On the way to Cape Town, Karl reads letters Iggy has written him in which he sets out a grand, occultish fantasy that plays off inside the old storage halls on the farm, in which Iggy says he has had to fight for his “soul” against demonic forces. That Iggy is, in medical terms, delusional, is borne out by the real-world situation in which Karl finds him when he gets to Cape Town: drugged on a psychiatric hospital bed.

Karl’s confusion and hopelessness in the face of his brother’s strange ramblings and his fate – indeed in the face of life – is contrasted starkly with his obsession for heavy metal music.

Winterbach details – sometimes perhaps gets a little carried away with her research – this obsession, when Karl comes across as similarly obsessed metal fans on his way to Cape Town and they discuss bands and gigs together. In fact, the English title of this book comes from a 2008 documentary about some prominent heavy metal musicians.

The muscular, uncompromising aggression of this rock genre is the polar opposite of Karl’s personality. He washes his hands obsessively and is superstitious to the point of paralysis about numbers. But he is also a realist and Iggy’s otherworldly obsessions are a cypher to him.

Numbers are important in the story – Maria is a bookkeeper, whereas her sister was a poet – but they are not the only heavily loaded symbols.
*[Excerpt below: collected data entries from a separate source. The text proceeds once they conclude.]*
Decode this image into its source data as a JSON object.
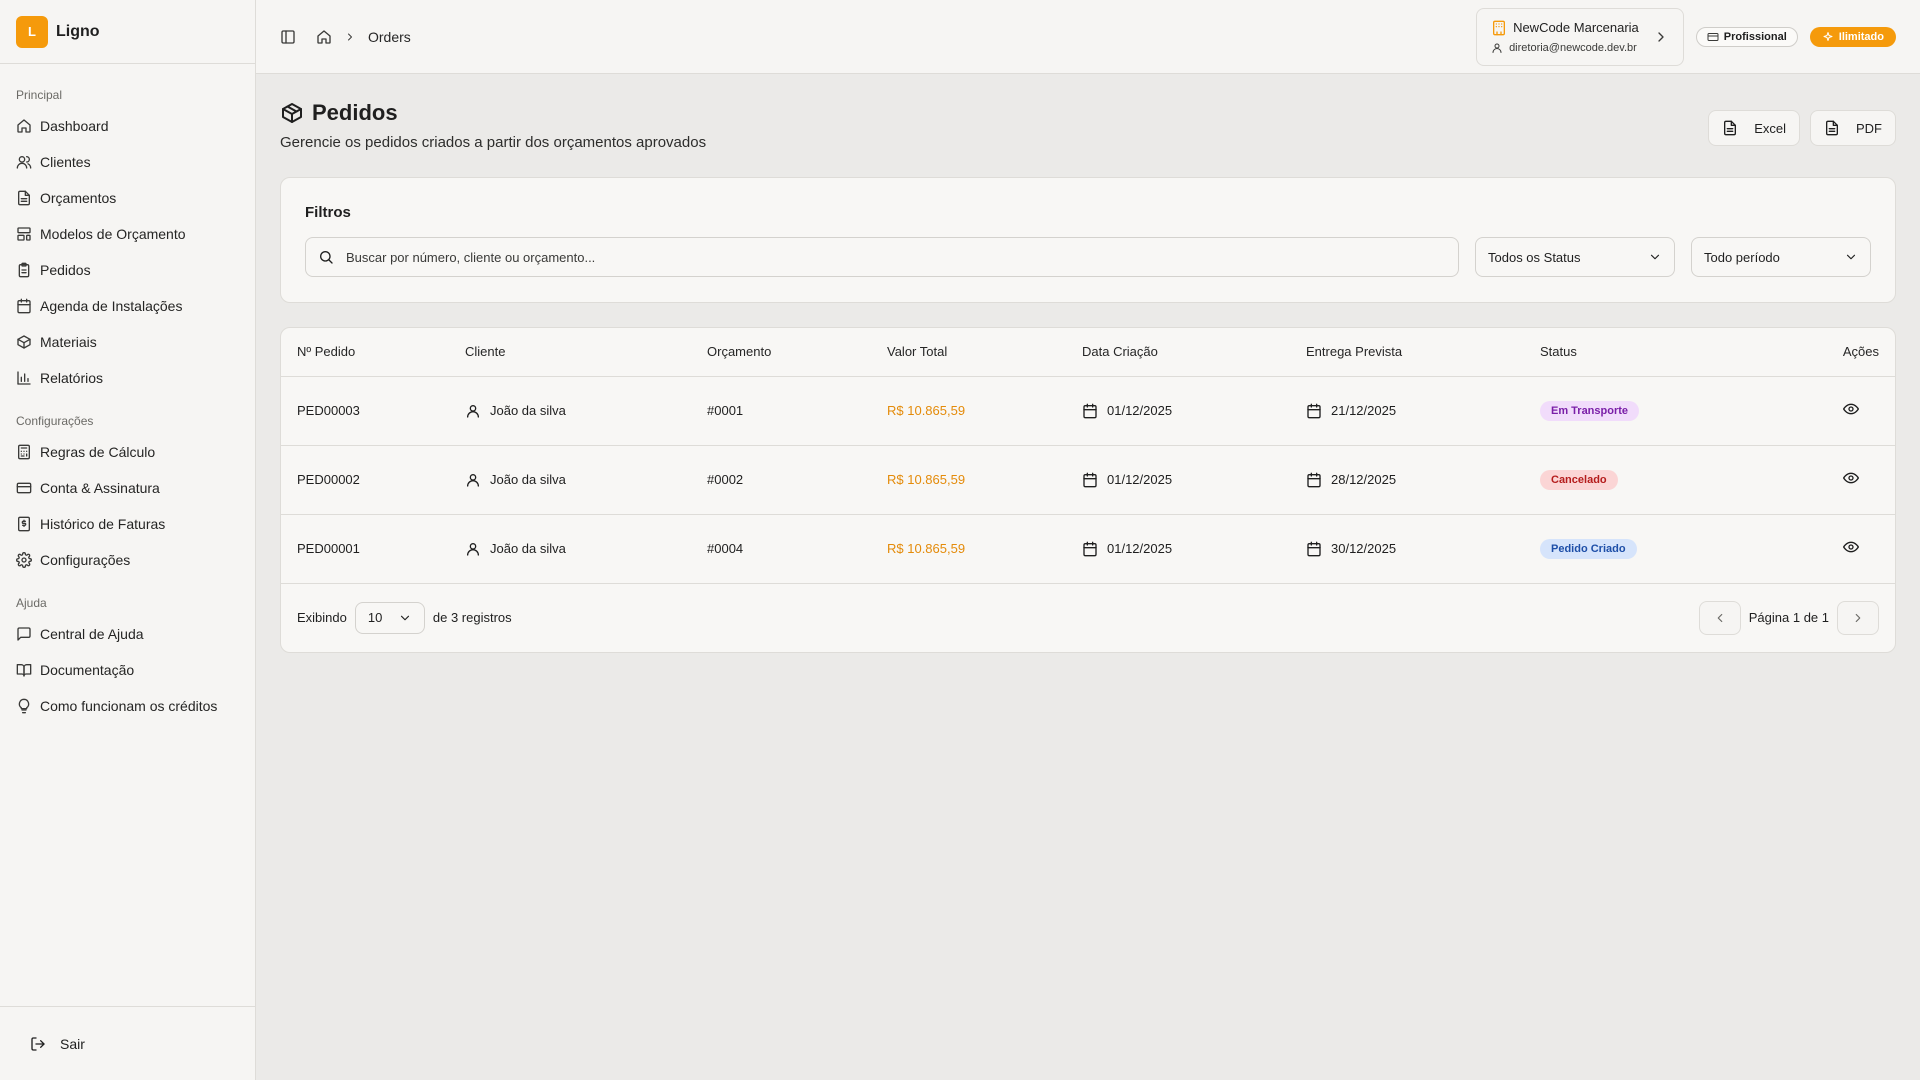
{
  "brand": {
    "initial": "L",
    "name": "Ligno",
    "accent": "#f59a0b"
  },
  "sidebar": {
    "groups": [
      {
        "label": "Principal",
        "items": [
          {
            "label": "Dashboard",
            "icon": "home-icon"
          },
          {
            "label": "Clientes",
            "icon": "users-icon"
          },
          {
            "label": "Orçamentos",
            "icon": "file-text-icon"
          },
          {
            "label": "Modelos de Orçamento",
            "icon": "layout-template-icon"
          },
          {
            "label": "Pedidos",
            "icon": "clipboard-icon"
          },
          {
            "label": "Agenda de Instalações",
            "icon": "calendar-icon"
          },
          {
            "label": "Materiais",
            "icon": "package-icon"
          },
          {
            "label": "Relatórios",
            "icon": "bar-chart-icon"
          }
        ]
      },
      {
        "label": "Configurações",
        "items": [
          {
            "label": "Regras de Cálculo",
            "icon": "calculator-icon"
          },
          {
            "label": "Conta & Assinatura",
            "icon": "credit-card-icon"
          },
          {
            "label": "Histórico de Faturas",
            "icon": "receipt-icon"
          },
          {
            "label": "Configurações",
            "icon": "gear-icon"
          }
        ]
      },
      {
        "label": "Ajuda",
        "items": [
          {
            "label": "Central de Ajuda",
            "icon": "message-square-icon"
          },
          {
            "label": "Documentação",
            "icon": "book-open-icon"
          },
          {
            "label": "Como funcionam os créditos",
            "icon": "lightbulb-icon"
          }
        ]
      }
    ],
    "logout_label": "Sair"
  },
  "header": {
    "breadcrumb_current": "Orders",
    "org_name": "NewCode Marcenaria",
    "org_email": "diretoria@newcode.dev.br",
    "plan_badge": "Profissional",
    "credits_badge": "Ilimitado"
  },
  "page": {
    "title": "Pedidos",
    "subtitle": "Gerencie os pedidos criados a partir dos orçamentos aprovados",
    "excel_label": "Excel",
    "pdf_label": "PDF"
  },
  "filters": {
    "title": "Filtros",
    "search_placeholder": "Buscar por número, cliente ou orçamento...",
    "status_selected": "Todos os Status",
    "period_selected": "Todo período"
  },
  "table": {
    "columns": [
      "Nº Pedido",
      "Cliente",
      "Orçamento",
      "Valor Total",
      "Data Criação",
      "Entrega Prevista",
      "Status",
      "Ações"
    ],
    "rows": [
      {
        "id": "PED00003",
        "client": "João da silva",
        "quote": "#0001",
        "total": "R$ 10.865,59",
        "created": "01/12/2025",
        "delivery": "21/12/2025",
        "status": "Em Transporte",
        "status_bg": "#f1dcfb",
        "status_fg": "#7a1fa8"
      },
      {
        "id": "PED00002",
        "client": "João da silva",
        "quote": "#0002",
        "total": "R$ 10.865,59",
        "created": "01/12/2025",
        "delivery": "28/12/2025",
        "status": "Cancelado",
        "status_bg": "#fbd5d5",
        "status_fg": "#b51d1d"
      },
      {
        "id": "PED00001",
        "client": "João da silva",
        "quote": "#0004",
        "total": "R$ 10.865,59",
        "created": "01/12/2025",
        "delivery": "30/12/2025",
        "status": "Pedido Criado",
        "status_bg": "#d6e4fb",
        "status_fg": "#1e4fa8"
      }
    ]
  },
  "pagination": {
    "showing_label": "Exibindo",
    "per_page": "10",
    "records_label": "de 3 registros",
    "page_label": "Página 1 de 1"
  }
}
There are biblical images of plague, small creatures, domestic farm animals, movies, opera – It Might Get Loud is in fact exactly the kind of amplified distortion that heavy metal is, and a source of endless intertextual references, so varied in scope and historical time that even the experienced reader would have to read it more than once to pick up and hold on to all the threads.

The result is often puzzling, but also exceedingly pleasing. It Might Get Loud is intelligent, boundary shifting and unafraid of itself.

The novel is rather like Sofie’s poems, which one character describes as having “a kind of spirit…that no longer takes account of things like your normal, predictable aesthetic.”